Predictive personalisation can be interpreted by everyone to mean something different. It can be daunting sifting through 400+ email service providers (ESP), all chattering on about personalisation, let alone be able to make sense of what the distinction between each is. It was about ten years ago that the lights began to go on, as people realised each consumer bought more if you what we offered was pertinent to them.
Back then this appreciation was believed to apply to use of just a few elements, like the consumers [name]. Indeed it is a sad indictment today that there are still so many who haven’t moved on from this. If you Google email personalisation now, and you’ll find even the search engines struggling to offer clarity among, what has become the real principals of personalisation. So many people still regurgitate the spiel heard at university, banging on about it being name, age, geography, gender etc.
So what about product preferences? Hang on, that’s just opened another can or worms. As soon as we discuss product content the next word you hear is segmentation. But a segment is not personal. If you, as one person on an ecommerce database, bought a pair of jeans in the last 3 months, the adopted inference is that you have a positive inclination (and the money / propensity) to buy another pair now.

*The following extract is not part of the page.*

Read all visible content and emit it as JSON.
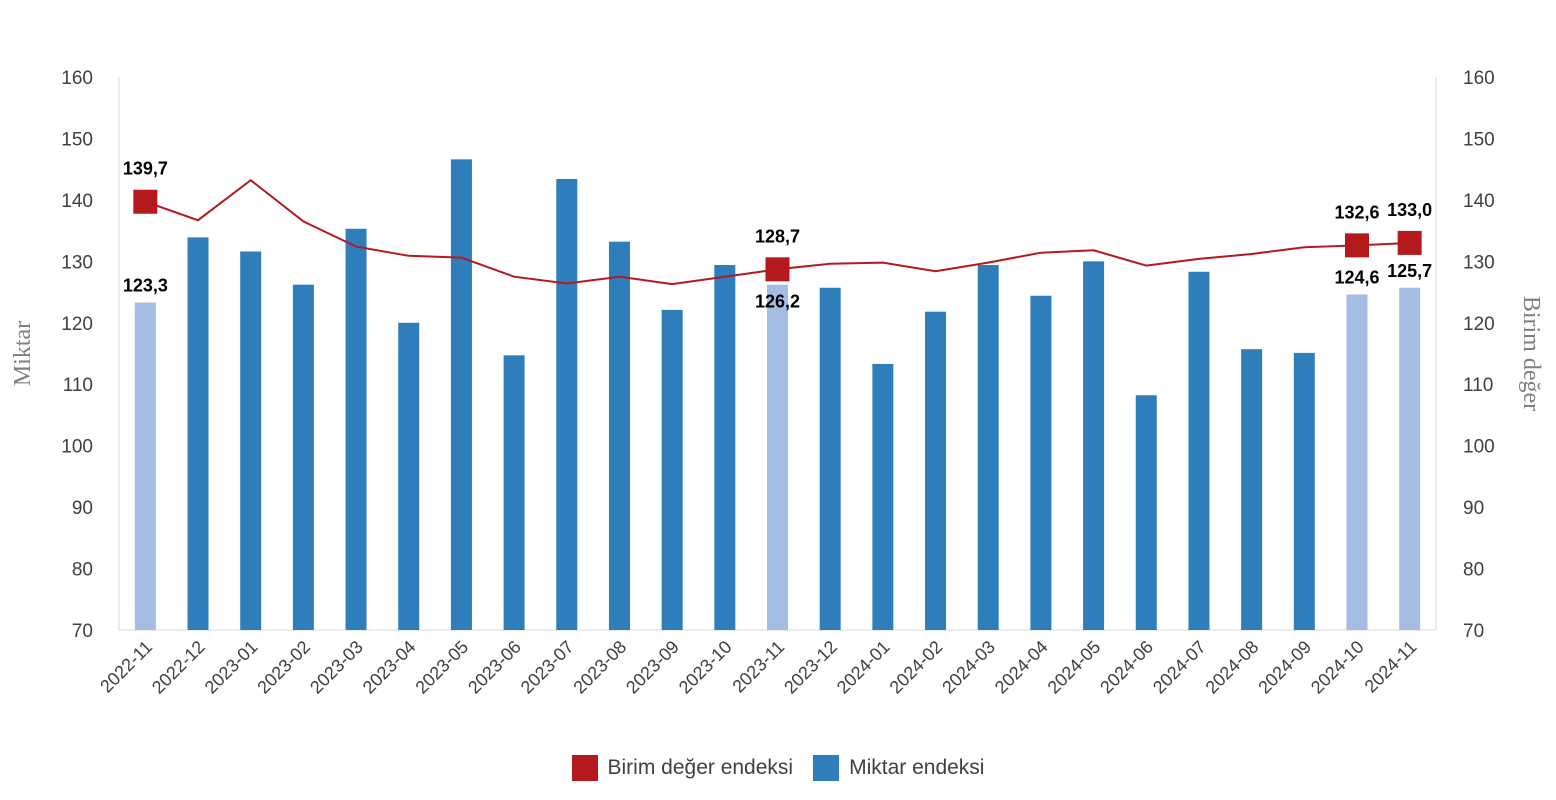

It doesn’t matter what else you bought, tops, coats, boots, socks, jumpers indeed anything; you just get lumped into a corral of people that bought that item too. There is little if any correlation between the two, just sliced and diced database. This is just about the furthest you could get from analytics, but because time is money, there are deadlines to meet, and a CTR target to achieve, off you go. A missed opportunity of utilising the nuances and subtleties of the data your platform gathers every day, lost.
So where and how does predictive personalisation come in?

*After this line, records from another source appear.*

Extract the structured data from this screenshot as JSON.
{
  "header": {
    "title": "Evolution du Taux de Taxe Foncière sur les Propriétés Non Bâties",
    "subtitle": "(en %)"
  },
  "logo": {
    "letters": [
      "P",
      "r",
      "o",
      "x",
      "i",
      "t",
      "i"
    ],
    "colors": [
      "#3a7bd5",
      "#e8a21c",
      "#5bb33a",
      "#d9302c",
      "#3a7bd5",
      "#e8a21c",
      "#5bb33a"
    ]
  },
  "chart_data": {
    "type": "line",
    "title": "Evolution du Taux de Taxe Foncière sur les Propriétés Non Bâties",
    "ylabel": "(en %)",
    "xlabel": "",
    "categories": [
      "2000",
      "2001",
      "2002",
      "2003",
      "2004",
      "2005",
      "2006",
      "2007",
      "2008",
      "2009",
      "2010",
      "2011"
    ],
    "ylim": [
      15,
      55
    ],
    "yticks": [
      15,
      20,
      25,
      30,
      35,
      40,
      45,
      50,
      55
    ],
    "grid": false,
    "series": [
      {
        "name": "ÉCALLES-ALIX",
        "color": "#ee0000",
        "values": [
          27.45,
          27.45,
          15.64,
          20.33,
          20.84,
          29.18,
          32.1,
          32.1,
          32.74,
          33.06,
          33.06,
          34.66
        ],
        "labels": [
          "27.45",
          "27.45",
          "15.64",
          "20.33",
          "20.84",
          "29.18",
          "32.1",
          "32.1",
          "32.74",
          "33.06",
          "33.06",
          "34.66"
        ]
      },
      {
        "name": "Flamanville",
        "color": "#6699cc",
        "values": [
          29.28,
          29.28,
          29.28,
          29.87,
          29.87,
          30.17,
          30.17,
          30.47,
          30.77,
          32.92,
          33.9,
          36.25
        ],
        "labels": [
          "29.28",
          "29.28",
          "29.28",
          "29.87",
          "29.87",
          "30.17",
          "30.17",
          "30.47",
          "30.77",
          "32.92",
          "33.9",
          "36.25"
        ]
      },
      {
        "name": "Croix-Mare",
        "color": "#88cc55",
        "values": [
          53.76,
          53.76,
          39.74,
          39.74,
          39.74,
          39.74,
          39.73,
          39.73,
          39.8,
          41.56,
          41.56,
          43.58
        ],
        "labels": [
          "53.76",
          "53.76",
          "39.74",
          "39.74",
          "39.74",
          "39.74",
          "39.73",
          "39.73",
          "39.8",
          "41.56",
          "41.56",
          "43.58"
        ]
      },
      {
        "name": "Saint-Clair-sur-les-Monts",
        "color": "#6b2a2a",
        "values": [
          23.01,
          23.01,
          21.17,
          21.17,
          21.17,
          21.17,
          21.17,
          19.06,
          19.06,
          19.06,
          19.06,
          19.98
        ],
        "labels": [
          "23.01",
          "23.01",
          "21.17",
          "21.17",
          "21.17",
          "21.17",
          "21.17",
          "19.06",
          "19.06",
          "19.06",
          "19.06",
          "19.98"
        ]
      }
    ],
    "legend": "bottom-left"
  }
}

The main reason retailers continue to use segmentation is because it’s easy. It is not viable for even the most competent marketing staff to have the time to drill down to each individual customer, especially if you have millions of people people to look after. It can’t be done, or so you may think, until predictive personalisation came along.
Segmentation has now been replaced by a 1:1 level personalisation. However, the boffins quickly appreciated that it wasn’t just the products themselves that had a measurable sequence. The metrics track both products purchases, and the sequence of navigation used to arrive at that purchase. The amount of time each SKU is viewed, frequency hits, and individuality of that whole sequence, make up the structure of the buying decision itself, and has become the focus.
This has fragmented each discipline into specialist pockets. It has become lucrative to be a data-analyst. Data management is now big business. Predictive personalisation, through the advance of technology, and by its own success has, just like cells, become sub-divided.
Before we explore this, we should just make a distinction here. Another popular topic when dissecting the advent of predictive personalisation, is content. The platforms themselves want their pound of flesh too, as it offers them the biggest voice, and additional revenue.
But by doing so, presumes the consumer is locked-in. However loyalty is not guaranteed. None of us go around with VR goggles on, only looking at your fav website. There is a small matter of going to work, sleeping, family, friends, health, car, mortgage, kids, TV, holidays, sport and of course food to fit in. So the only way to consider predictive personalisation in its purest form is where it actually meets the consumer.
It must involve going to them, to capture, entreat and nurture their attention away from all the myriad of interests clawing them away. To invite them back to your site to buy, again and again. The degree of your success of this has, and remains, the most effective focus of all ecommerce marketing disciplines. It is the leading provocateur of interaction, and therefore one that enjoys familiarity, which consumers verify by subscribing to your site.
How to make predictive personalisation work for you
Predictive personalisation software (PPS), is typically a plug-in that once installed on your platform acts totally autonomously – without any human involvement whatsoever. If you involve humans they have a habit of detracting from the purity of the data, which is telling you exactly the perfect products unique to each individual, and the time to offer it, again unique to each one.
Gone is sending out 50 segmented emails a day. With PPS installed on your site, the AI/ML algorithm is already delivering the maximum return possible. It doesn’t need to be adulterated by adding left field interest products too. When you start doing that the purity and clarity of each selections made for the individual go unnoticed, and denigrate the purpose. More importantly it lowers the return.
Consider your own whims for a moment. If you have looked at a product a couple of times, to consider something you’re thinking of buying, and then as if by magic, that very item lands in your inbox on pay day (or as the algorithm sees it – the day you are most likely to make a purchase), you’d be impressed. That’s exactly what happens with everyone else too. The effect is so prolific, the stats suggest the return on investment is 20x higher than email marketing and omni-channel marketing combined.
When installed it negates the need for any necessary staff cost. Installing PPS allows you to have a catch-all, so you can move on to getting new customers instead. More customers, then feed into the product process, with the highest return, being fed autonomously by PPS capturing the maximum amount of sales – the perfect cycle.
Predictive product selection software maximises the ROI, increases basket size, and delivers the highest rates of customer lifetime value. Therefore your first and only marketing tool is PPS software.